February is American Heart Month. Since cardiovascular disease is one of the leading cause of deaths in Americans, the entire month is dedicated to raising awareness of heart health.
Cardiovascular diseases are typically the result of atherosclerosis, which is the buildup of plaque in the arteries. This buildup develops gradually over time, as soft fatty streaks form along the inner walls of arteries. As the buildup continues, these streaks begin to harden into plaque, which constricts the blood flow through the arteries. This can lead to a heart attack, the formation of blood clots, or stroke.
There are several risk factors that may contribute to whether or not you will develop some form of cardiovascular disease during your lifetime. Some of these risk factors are beyond your control, such as your gender and your genes, for instance. Men typically run a higher risk of developing cardiovascular disease than women, as do people who have other family members who have the disease. There are other risk factors, however, that can be controlled or eliminated by following a healthy lifestyle.
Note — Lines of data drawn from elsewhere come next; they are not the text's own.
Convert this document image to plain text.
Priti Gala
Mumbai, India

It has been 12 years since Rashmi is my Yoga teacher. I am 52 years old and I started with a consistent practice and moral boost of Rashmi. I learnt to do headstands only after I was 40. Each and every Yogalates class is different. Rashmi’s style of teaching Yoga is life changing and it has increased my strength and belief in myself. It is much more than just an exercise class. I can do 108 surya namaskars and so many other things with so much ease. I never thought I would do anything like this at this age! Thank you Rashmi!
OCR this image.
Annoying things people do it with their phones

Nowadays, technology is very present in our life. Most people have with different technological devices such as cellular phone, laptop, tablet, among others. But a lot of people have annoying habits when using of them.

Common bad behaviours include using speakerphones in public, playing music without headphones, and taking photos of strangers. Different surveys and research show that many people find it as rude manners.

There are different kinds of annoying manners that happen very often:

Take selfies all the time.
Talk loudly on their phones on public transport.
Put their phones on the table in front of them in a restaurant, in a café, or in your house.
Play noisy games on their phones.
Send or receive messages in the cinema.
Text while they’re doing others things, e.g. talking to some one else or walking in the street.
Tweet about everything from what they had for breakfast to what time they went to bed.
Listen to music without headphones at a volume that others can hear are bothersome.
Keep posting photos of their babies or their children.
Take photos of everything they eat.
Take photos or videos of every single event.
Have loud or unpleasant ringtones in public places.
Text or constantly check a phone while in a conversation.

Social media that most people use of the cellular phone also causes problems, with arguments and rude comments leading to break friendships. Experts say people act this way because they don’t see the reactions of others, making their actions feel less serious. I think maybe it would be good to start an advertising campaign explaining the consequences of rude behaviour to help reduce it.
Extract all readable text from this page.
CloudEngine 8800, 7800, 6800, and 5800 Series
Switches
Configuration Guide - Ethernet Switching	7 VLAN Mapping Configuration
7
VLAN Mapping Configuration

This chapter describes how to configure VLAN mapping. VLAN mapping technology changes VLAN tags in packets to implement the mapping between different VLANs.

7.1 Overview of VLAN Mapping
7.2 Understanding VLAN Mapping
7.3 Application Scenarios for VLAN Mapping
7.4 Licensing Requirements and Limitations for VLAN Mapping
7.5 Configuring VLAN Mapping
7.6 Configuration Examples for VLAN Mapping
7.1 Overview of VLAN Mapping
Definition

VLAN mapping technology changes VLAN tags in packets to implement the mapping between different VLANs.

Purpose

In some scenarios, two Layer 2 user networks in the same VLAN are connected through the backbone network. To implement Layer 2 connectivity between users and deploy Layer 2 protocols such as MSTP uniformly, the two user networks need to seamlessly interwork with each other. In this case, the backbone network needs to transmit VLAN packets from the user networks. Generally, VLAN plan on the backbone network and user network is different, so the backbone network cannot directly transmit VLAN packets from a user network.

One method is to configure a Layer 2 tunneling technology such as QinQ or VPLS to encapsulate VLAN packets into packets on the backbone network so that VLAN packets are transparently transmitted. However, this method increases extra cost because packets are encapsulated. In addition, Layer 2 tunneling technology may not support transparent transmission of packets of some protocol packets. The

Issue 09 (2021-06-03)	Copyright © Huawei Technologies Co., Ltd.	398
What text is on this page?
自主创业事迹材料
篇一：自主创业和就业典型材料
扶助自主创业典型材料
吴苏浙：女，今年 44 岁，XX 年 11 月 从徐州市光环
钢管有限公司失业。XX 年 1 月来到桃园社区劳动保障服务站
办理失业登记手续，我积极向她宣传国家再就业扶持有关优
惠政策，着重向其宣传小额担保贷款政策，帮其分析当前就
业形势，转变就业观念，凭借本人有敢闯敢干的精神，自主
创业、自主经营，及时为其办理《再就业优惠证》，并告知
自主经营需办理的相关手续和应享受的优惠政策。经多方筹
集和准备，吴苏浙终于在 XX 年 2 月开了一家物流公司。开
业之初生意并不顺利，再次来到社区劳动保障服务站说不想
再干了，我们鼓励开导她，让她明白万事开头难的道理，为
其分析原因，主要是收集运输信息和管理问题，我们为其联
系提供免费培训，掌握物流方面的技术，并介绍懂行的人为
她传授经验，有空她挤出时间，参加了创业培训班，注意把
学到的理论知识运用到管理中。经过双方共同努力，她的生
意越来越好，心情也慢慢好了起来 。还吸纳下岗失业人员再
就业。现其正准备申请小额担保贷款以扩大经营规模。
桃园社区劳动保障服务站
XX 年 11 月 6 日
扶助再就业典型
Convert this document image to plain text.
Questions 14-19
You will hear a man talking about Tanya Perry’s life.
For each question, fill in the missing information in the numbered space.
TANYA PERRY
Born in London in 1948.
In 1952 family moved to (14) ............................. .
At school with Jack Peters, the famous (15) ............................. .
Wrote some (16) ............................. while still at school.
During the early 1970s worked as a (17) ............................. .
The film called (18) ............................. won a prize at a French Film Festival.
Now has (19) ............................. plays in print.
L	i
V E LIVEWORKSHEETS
Here are eight steps that you can take to have a healthy heart and lower your chances of developing cardiovascular disease:
1. Know your risk factors. It is important to be aware of any risk factors that you may possess. For example, if you have a parent or other close family member with cardiovascular disease, you are at a higher risk. The odds of developing cardiovascular disease also tend to increase as we age. People who are diabetic have an elevated risk of developing cardiovascular disease because chronic high blood sugar is associated with the narrowing of the arteries. People with diabetes also tend to have lower levels of “good” HDL cholesterol and increased levels of triglycerides (blood fats).
2. Make healthy food choices. Your diet can have a major impact on your chances of developing cardiovascular disease. Limit your intake of greasy or fried foods, and fatty red meats. Fill your diet instead with fresh fruits and vegetables, lean meats such as poultry and seafood, and fiber-rich foods such as whole-grain oatmeal and whole-grain breads.
3. If you’re overweight, get to a healthy weight and maintain it. If you are currently overweight, your odds of developing cardiovascular disease are higher. A loss of just 10 to 20 pounds can help lower your likelihood of developing cardiovascular disease. Work with your physician or dietitian to find a healthy eating plan that will work for you.
4. Establish and follow a regular exercise program. According to the Dietary Guidelines for Americans, 2010, it is recommended to reduce the risk of chronic disease to engage in at least 30 minutes of moderate intensity activity most days of the week. Consult with your family physician to see what forms of activity are appropriate for your age and current physical condition.
5. Have your cholesterol and blood pressure checked regularly. Have your family physician check your cholesterol and blood pressure at least once a year. If either of these sets of numbers is high, your chances of developing cardiovascular disease greatly increase. Your physician can help you modify your lifestyle by improving your diet and adding exercise in order to bring your numbers under control. In some cases, your physician may also prescribe medication to help return your cholesterol or blood pressure numbers to normal levels.
6. If you smoke, you should quit. Smoking is one of the leading causes of cardiovascular diseases. According to the American Medical Association, people can cut their risk of developing cardiovascular disease in half within one year of quitting smoking.
7. Get a handle on your stress. Stress may help contribute to heart disease. Stress can also cause your blood pressure to rise and may lead to unhealthy behaviors such as smoking or binging on unhealthy foods. Try practicing meditation or yoga as a way to combat stress. Take a few minutes out of each day and do something you enjoy, such as listening to music or reading, for example.
8. Don’t ignore possible warning signs. That burning sensation in your chest may simply be the result of heartburn, but it could also be a warning sign of the presence of cardiovascular disease. Other symptoms may include a sense of tightness emanating from the breastbone and into the neck, jaw and arm or a shortness of breath. If you have any of these symptoms, don’t casually dismiss them. Let your physician determine what is causing them and follow his advice. Heart disease is a leading cause of death in the United States for both men and women. While some of the causes are beyond your control, many of them are not. If you follow a healthy diet and lead an active lifestyle, you may be able to reduce your risk of heart disease. Work with your family physician to develop a lifestyle plan that is right for you.